Why Does Platform Engineering Keep Recreating the Same Bottleneck?
Abby Bangser explains how platform teams end up recreating the exact bottleneck DevOps aimed to fix, the 'platform as a product' test, and why AI agents are now the real maturity benchmark.
In this GOTO State of the Art interview, Abby Bangser argues that platform engineering is conceptually well understood but keeps failing the same way in practice: organizations move from DevOps to platform engineering, only to watch their platform team turn into a new bottleneck overwhelmed by the whole organization's requests — precisely the problem DevOps was supposed to solve. She traces this back to an architectural flaw: too many platforms are still built as centralized Terraform machines instead of a marketplace of composable offerings.
Her blunt 'platform as a product' test asks whether the team has ever said no to a feature request or deprecated something. If not, what they have isn't a product but a request queue — a quick way to check if a platform team truly owns its offering.

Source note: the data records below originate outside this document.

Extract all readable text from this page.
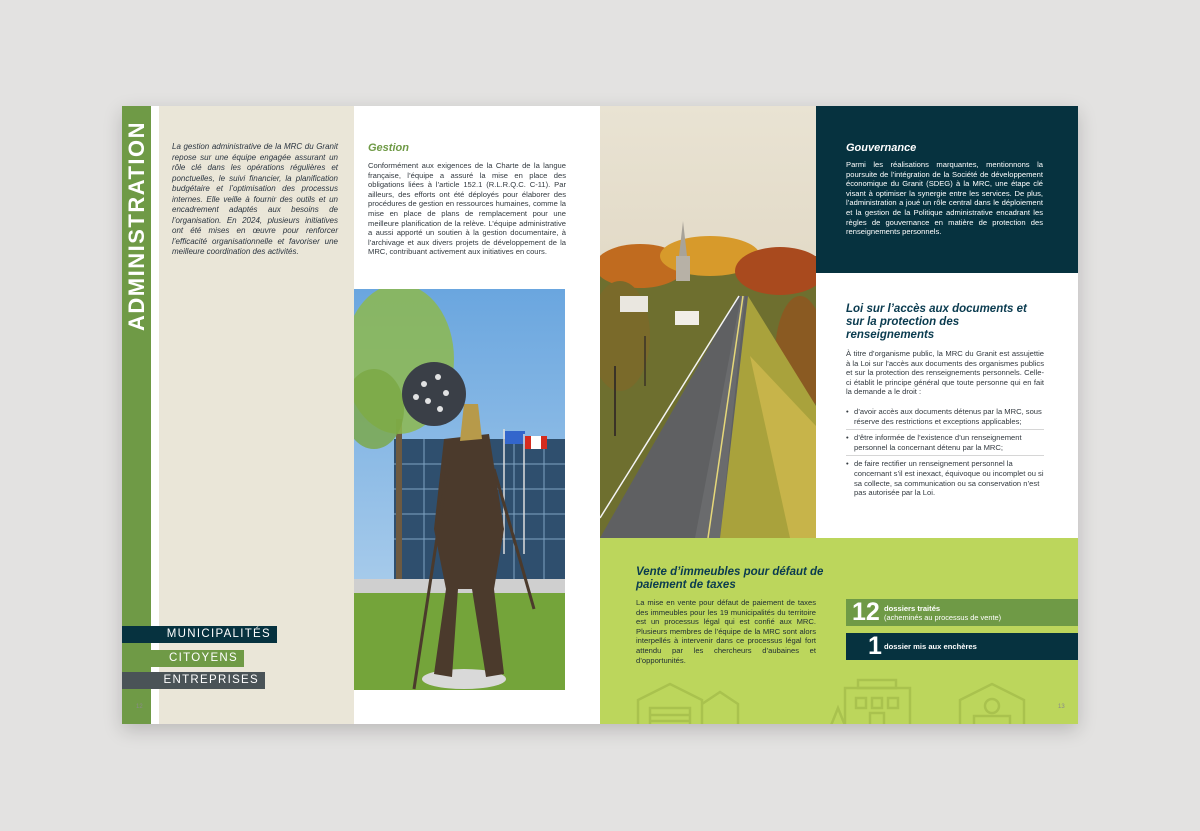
ADMINISTRATION	La gestion administrative de la MRC du Granit repose sur une équipe engagée assurant un rôle clé dans les opérations régulières et ponctuelles, le suivi financier, la planification budgétaire et l’optimisation des processus internes. Elle veille à fournir des outils et un encadrement adaptés aux besoins de l’organisation. En 2024, plusieurs initiatives ont été mises en œuvre pour renforcer l’efficacité organisationnelle et favoriser une meilleure coordination des activités.

MUNICIPALITÉS
CITOYENS
ENTREPRISES
12

Gestion

Conformément aux exigences de la Charte de la langue française, l’équipe a assuré la mise en place des obligations liées à l’article 152.1 (R.L.R.Q.C. C-11). Par ailleurs, des efforts ont été déployés pour élaborer des procédures de gestion en ressources humaines, comme la mise en place de plans de remplacement pour une meilleure planification de la relève. L’équipe administrative a aussi apporté un soutien à la gestion documentaire, à l’archivage et aux divers projets de développement de la MRC, contribuant activement aux initiatives en cours.

Gouvernance

Parmi les réalisations marquantes, mentionnons la poursuite de l’intégration de la Société de développement économique du Granit (SDEG) à la MRC, une étape clé visant à optimiser la synergie entre les services. De plus, l’administration a joué un rôle central dans le déploiement et la gestion de la Politique administrative encadrant les règles de gouvernance en matière de protection des renseignements personnels.

Loi sur l’accès aux documents et sur la protection des renseignements

À titre d’organisme public, la MRC du Granit est assujettie à la Loi sur l’accès aux documents des organismes publics et sur la protection des renseignements personnels. Celle-ci établit le principe général que toute personne qui en fait la demande a le droit :

• d’avoir accès aux documents détenus par la MRC, sous réserve des restrictions et exceptions applicables;
• d’être informée de l’existence d’un renseignement personnel la concernant détenu par la MRC;
• de faire rectifier un renseignement personnel la concernant s’il est inexact, équivoque ou incomplet ou si sa collecte, sa communication ou sa conservation n’est pas autorisée par la Loi.

Vente d’immeubles pour défaut de paiement de taxes

La mise en vente pour défaut de paiement de taxes des immeubles pour les 19 municipalités du territoire est un processus légal qui est confié aux MRC. Plusieurs membres de l’équipe de la MRC sont alors interpellés à intervenir dans ce processus légal fort attendu par les chercheurs d’aubaines et d’opportunités.

12 dossiers traités
(acheminés au processus de vente)
1 dossier mis aux enchères
13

The most urgent part of the discussion concerns AI. Bangser frames AI agents as the new forcing function pushing platform maturity forward, and calls out the persistent misconception that platform engineering equals infrastructure-as-code — renaming your Terraform team doesn't count. The real goal is building a self-service, compliant, and coherent experience at organizational scale, for human developers and AI agents alike. The Team Topologies interaction modes, ranging from high-collaboration to fully automated on-demand APIs, offer a practical health check for where a platform actually sits on that maturity curve.